Writing it like this would be mathematically correct$$
\langle x(t),y(t),z(t)\rangle = \langle (R+r\cos(nt))\cos t,(R + r\cos(nt))\sin(nt),r\sin(nt)\rangle$$

 

[kinogram]

You asked for a toroidal helix which looks like a wire wrapped around a torus. A true helix looks like a wire wrapping around a cylindrical tube as it climbs. Of course a toroidal helix is not a true helix, but you didn't ask for a true helix. Which do you really want?

Exactly!

As the title of the topic suggests - I need a helical toroid,
which is represented by a wire wrapped around a torus.

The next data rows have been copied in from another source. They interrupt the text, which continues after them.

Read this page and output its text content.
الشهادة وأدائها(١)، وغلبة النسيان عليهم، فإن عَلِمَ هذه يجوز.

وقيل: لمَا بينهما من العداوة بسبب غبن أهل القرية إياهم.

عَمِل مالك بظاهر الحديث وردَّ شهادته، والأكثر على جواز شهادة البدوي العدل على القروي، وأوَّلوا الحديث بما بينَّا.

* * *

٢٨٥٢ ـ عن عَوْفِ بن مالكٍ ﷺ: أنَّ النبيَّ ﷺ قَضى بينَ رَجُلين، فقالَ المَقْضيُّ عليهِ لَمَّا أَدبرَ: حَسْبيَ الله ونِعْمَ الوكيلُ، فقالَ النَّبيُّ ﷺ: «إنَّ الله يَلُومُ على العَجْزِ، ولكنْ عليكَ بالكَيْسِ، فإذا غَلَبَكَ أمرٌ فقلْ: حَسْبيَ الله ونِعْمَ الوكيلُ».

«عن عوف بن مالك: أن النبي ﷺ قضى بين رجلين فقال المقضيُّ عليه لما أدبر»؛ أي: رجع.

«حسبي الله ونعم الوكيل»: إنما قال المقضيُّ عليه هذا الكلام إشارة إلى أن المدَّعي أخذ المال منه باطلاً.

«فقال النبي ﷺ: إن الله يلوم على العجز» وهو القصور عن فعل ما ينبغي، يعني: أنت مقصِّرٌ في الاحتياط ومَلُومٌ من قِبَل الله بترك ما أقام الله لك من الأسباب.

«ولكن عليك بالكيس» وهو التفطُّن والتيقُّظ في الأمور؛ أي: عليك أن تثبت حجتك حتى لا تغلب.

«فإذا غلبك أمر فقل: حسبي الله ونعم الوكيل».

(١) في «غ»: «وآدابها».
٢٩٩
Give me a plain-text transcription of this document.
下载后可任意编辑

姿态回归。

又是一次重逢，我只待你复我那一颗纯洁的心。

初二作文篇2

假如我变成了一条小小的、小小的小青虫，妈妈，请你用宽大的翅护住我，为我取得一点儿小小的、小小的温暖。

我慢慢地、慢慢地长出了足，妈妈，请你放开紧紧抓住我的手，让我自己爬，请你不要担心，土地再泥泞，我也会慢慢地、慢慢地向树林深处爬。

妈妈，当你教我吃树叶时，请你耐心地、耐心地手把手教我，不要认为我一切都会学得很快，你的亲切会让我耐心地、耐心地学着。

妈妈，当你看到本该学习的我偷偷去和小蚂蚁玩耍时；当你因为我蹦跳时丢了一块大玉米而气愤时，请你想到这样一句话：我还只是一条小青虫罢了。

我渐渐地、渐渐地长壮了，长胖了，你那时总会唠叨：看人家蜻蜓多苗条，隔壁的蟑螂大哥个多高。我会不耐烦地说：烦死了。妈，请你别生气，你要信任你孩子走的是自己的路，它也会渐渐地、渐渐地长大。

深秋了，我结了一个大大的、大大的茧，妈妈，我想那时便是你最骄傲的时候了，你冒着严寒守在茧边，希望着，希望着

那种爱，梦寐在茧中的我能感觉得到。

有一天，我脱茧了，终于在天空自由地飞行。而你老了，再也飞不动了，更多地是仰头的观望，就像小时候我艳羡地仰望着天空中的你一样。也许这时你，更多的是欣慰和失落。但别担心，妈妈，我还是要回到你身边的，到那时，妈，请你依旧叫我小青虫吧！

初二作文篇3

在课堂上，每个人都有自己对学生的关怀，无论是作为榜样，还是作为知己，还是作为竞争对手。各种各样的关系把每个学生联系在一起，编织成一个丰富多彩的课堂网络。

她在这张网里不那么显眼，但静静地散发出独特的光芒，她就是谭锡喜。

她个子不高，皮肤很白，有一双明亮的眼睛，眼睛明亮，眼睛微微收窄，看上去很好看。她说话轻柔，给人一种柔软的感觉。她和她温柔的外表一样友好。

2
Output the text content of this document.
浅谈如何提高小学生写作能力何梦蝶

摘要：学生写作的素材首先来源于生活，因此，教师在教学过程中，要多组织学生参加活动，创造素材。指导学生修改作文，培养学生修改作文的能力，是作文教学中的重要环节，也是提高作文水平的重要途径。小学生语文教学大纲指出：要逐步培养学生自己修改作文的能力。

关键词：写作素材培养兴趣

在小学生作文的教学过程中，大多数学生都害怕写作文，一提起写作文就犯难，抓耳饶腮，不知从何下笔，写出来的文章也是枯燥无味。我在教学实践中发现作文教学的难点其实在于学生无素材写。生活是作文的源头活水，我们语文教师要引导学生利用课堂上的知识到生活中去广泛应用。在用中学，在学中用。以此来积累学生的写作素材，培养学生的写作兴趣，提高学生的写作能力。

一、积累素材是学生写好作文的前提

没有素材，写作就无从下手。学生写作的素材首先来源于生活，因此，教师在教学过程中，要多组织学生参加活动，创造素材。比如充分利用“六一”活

Writing it like this would be mathematically correct
⟨x(t),y(t),z(t)⟩=⟨(R+rcos(nt))cost,(R+rcos(nt))sin(nt),rsin(nt)⟩

Perfect

Thank you LCKurtz!Lastly - I just need to know which parameters of the equation control chirality.

 

[LCKurtz]

Lastly - I just need to know which parameters of the equation control chirality.

If you change the sign of anyone of the three components, it will reverse the chirality. For example change the last component to ##-r\sin(nt)##.

 

[kinogram]

If you change the sign of anyone of the three components, it will reverse the chirality. For example change the last component to −rsin(nt).

have I got it right?

⟨x(t), y(t), z(t)⟩ = ⟨(R + r sin(nt))sin t,(R + r sin(nt))cos(nt),r cos(nt)⟩
incidentally.. does the un-reversed equation describe right-handed chirality?

also, in every instance of n, n controls the number of turns?

.

 

[LCKurtz]

have I got it right?

⟨x(t), y(t), z(t)⟩ = ⟨(R + r sin(nt))sin t,(R + r sin(nt))cos(nt),r cos(nt)⟩

In post #10 I wrote$$
\langle x(t),y(t),z(t)\rangle = \langle (R+r\cos(nt))\cos t,(R + r\cos(nt))\sin(nt),r\sin(nt)\rangle$$which had a typo. It should have been$$
\langle x(t),y(t),z(t)\rangle = \langle (R+r\cos(nt))\cos t,(R + r\cos(nt))\color{red}{\sin(t)},r\sin(nt)\rangle$$This equation is what is given in that link I gave you in my first post. You have changed it.

incidentally.. does the un-reversed equation describe right-handed chirality?

also, in every instance of n, n controls the number of turns?

Look at the link again. It says n controls the number of turns. Also, the pictures look like left handed chirality to me, if I understand chirality correctly for a torus.

 

[kinogram]

This equation is what is given in that link I gave you in my first post. You have changed it.

Here is the original equation from the link : [itex]x=(a+bcosu)cosv[/itex]
[itex]y=(a+bcosu)sinv[/itex]
[itex]z=bsinu[/itex]I have changed [itex]a + b[/itex] to [itex]R + r[/itex] and [itex]u[/itex] and [itex]v[/itex] to [itex](nt)[/itex] and [itex](t)[/itex] respectively, which I assume have the same meaning.

left-handed helix

[itex]⟨x(t),y(t),z(t)⟩=⟨(R+rcos(nt))cos(t),(R+rcos(nt))sin(t),rsin(nt)⟩[/itex]


right-handed helix

[itex]⟨x(t),y(t),z(t)⟩=⟨(R+rcos(nt))cos(t),(R+rcos(nt))sin(t),-rsin(nt)⟩[/itex] If I understood you correctly, these are the correct equations for left and right chirality.

Look at the link again. It says n controls the number of turns. Also, the pictures look like left handed chirality to me, if I understand chirality correctly for a torus.

Yes, I just wanted to make sure I read it correctly.

The helix in the picture is indeed left-handed.